When you train to be the best, you have to prepare for the worst. That was the idea behind Saturday's emergency drill that took months to setup.
It brought together police, deputies and paramedics from across Dakota County, NE and beyond to Sioux City.
"Okay, a car versus truck?" asked a Dakota County dispatcher.
The scenario was simple. At Martin Field, near South Sioux City, Neb., a van collided with a chemical truck.
"We were driving, we ran into a truck and we started flipping," said a mock victim, Chelsea Hayes.
Victims like Hayes were strewn about the ground, while the truck they'd hit started hemorrhaging toxic gas, anhydrous ammonia.
Responders came in full force. They brought a hazmat team, created evacuation zones, and closed roads. It felt like an actual emergency, except this time, evaluators were grading every move.
"It's great to practice, because we always find out what our problems are. We try and identify them before we have a real event," said evaluator, Jim Clark.

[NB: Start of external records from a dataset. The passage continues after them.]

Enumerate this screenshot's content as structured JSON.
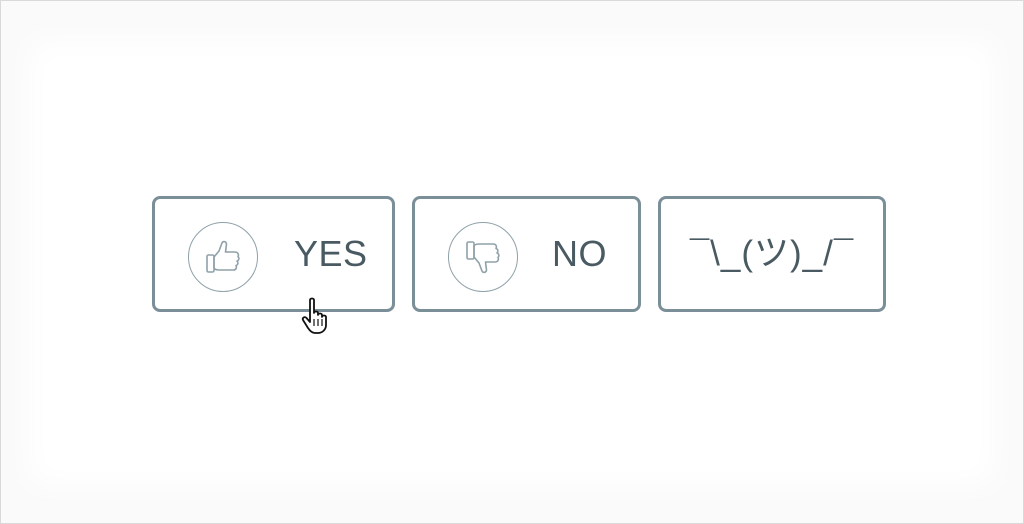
{
  "choices": [
    {
      "id": "yes",
      "label": "YES",
      "icon": "thumbs-up-icon"
    },
    {
      "id": "no",
      "label": "NO",
      "icon": "thumbs-down-icon"
    },
    {
      "id": "shrug",
      "label": "¯\\_(ツ)_/¯"
    }
  ],
  "colors": {
    "border": "#7b8f99",
    "text": "#4a5a62",
    "icon": "#8fa1a9",
    "background": "#ffffff"
  },
  "cursor": "hand-pointer-icon"
}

A problem almost everyone experienced was a lack of communication. It was costly on the ground.
"We have two deputies down on the ground, two deputies down on the scene," said one Dakota County Deputy.
And confusing in the air...
"Dispatch, MAC-1," said a Mercy Air Care Pilot.
"MAC-1, go ahead," said a dispatcher.
"Do you have a land line for somebody?" asked the pilot .
"We have different agencies on different radio frequencies and there was a huge communication gap this morning," said a coordinator of the drill, Deanna Beckman.
But ask any officer and they'll tell you, the more they practice their role in an emergency...
"The more likely you are to stay calm and fall into those roles during the real event," said Clark.
Practice makes perfect for training nobody hopes they'll need to use.